It was cool but bright the day before ConExpo opened in Las Vegas, and there, gleaming in the sun like a big piece of pewter, was a side-dump trailer whose steel underframe was completely galvanized.
So were its suspension hangers, air-bag caps, push block and many other pieces. Hmm, I thought. Here's something to circle back on.
Galvanizing - dipping the steel in molten zinc - seems to be a cost-effective way to fight corrosion, a major problem for truckers since road departments began using aggressive de-icing chemicals. In recent years I've seen galvanized parts on vans from several builders, but couldn't recall seeing them on construction-oriented trailers.
What was news to me is nothing new to people at Manac, which built this dumper at a plant in Missouri. Keith Limback, the Canadian company's sales manager in the U.S., said they began using galvanized parts on vans about 16 years ago.

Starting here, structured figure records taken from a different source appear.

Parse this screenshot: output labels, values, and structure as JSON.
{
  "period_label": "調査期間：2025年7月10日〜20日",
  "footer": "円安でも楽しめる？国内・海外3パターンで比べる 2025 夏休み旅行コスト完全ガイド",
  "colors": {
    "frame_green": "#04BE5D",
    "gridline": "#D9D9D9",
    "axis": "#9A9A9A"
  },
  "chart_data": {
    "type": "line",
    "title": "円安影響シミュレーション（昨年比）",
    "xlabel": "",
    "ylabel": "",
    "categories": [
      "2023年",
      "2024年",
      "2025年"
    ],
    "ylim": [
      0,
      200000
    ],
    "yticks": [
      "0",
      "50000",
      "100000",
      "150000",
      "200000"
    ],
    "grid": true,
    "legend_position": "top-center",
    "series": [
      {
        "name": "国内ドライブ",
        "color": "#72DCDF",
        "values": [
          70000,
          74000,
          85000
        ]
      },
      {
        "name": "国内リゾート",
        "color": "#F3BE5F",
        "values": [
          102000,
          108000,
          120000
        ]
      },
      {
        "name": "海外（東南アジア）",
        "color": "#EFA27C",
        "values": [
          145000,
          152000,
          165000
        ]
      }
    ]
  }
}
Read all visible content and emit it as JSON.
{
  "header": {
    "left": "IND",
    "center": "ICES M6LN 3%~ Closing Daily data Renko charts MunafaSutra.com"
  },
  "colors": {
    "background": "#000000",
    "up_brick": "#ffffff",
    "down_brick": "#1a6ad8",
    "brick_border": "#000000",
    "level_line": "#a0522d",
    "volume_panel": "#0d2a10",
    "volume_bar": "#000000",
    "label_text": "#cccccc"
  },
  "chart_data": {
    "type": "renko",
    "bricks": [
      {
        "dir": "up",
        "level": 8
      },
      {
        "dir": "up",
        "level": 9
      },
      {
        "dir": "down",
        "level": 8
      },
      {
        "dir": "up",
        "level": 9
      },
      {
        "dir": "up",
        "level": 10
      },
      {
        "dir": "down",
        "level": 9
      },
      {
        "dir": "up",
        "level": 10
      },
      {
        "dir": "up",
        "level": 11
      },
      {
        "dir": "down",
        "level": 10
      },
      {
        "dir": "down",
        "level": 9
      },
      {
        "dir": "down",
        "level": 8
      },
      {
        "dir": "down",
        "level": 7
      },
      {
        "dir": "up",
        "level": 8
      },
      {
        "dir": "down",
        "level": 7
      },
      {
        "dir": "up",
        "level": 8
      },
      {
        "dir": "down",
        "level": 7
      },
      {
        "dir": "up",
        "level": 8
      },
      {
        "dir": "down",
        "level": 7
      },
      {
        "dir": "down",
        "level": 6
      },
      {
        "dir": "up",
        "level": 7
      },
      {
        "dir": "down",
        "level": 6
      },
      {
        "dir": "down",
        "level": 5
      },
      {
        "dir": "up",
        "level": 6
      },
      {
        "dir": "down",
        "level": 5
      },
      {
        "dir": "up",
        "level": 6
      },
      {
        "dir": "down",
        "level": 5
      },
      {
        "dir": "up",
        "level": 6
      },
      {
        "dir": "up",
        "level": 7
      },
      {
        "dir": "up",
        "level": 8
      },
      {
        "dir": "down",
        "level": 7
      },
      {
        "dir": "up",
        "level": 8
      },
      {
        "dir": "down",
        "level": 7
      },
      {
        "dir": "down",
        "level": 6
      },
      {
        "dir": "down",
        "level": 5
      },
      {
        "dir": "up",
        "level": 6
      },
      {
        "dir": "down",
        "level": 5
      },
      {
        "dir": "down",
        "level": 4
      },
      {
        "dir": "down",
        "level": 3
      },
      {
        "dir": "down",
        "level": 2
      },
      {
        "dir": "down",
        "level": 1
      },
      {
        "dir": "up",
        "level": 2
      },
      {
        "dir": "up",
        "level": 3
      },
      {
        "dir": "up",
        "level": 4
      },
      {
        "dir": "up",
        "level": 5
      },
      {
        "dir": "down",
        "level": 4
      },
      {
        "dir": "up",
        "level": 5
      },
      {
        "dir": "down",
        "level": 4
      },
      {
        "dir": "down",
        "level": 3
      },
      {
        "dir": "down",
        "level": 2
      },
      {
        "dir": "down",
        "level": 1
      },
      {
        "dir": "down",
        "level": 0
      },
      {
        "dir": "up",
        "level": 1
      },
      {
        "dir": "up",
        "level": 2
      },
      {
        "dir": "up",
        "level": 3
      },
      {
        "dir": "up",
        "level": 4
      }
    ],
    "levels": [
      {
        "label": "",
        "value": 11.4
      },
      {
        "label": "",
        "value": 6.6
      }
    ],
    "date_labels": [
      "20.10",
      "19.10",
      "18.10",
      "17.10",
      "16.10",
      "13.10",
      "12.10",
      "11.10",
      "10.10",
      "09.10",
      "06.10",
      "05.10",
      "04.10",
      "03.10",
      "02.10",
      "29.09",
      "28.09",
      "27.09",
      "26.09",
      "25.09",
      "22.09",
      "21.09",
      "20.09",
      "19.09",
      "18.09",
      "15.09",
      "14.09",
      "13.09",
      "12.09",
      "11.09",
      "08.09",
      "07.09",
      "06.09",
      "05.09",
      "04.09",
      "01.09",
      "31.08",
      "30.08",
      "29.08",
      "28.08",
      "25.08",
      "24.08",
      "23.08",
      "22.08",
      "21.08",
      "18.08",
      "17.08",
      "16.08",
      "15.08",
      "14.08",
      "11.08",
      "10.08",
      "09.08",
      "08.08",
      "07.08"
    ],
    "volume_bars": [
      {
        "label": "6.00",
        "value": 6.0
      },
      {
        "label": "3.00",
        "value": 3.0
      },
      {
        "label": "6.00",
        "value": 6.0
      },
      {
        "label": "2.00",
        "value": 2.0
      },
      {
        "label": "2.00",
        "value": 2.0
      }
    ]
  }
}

Several rear pieces on this side-dump trailer are standard with it, while the undercarriage galvanizing is an $800 option. That's all? I asked. It is pretty economical for the protection you get, Limback agreed.
"With a standard steel trailer, you've got to figure on completely sand-blasting and repainting it at least once in its lifetime, and that will cost a lot more than $800," he said.
Not everyone can offer a galvanized main frame, trailer makers have said in the past. The difficulty is finding a supplier with a hot-dip tank big enough to take the long frame members. Manac and others know of them, so can offer this method of protection against corrosion. And it almost glows in the sun.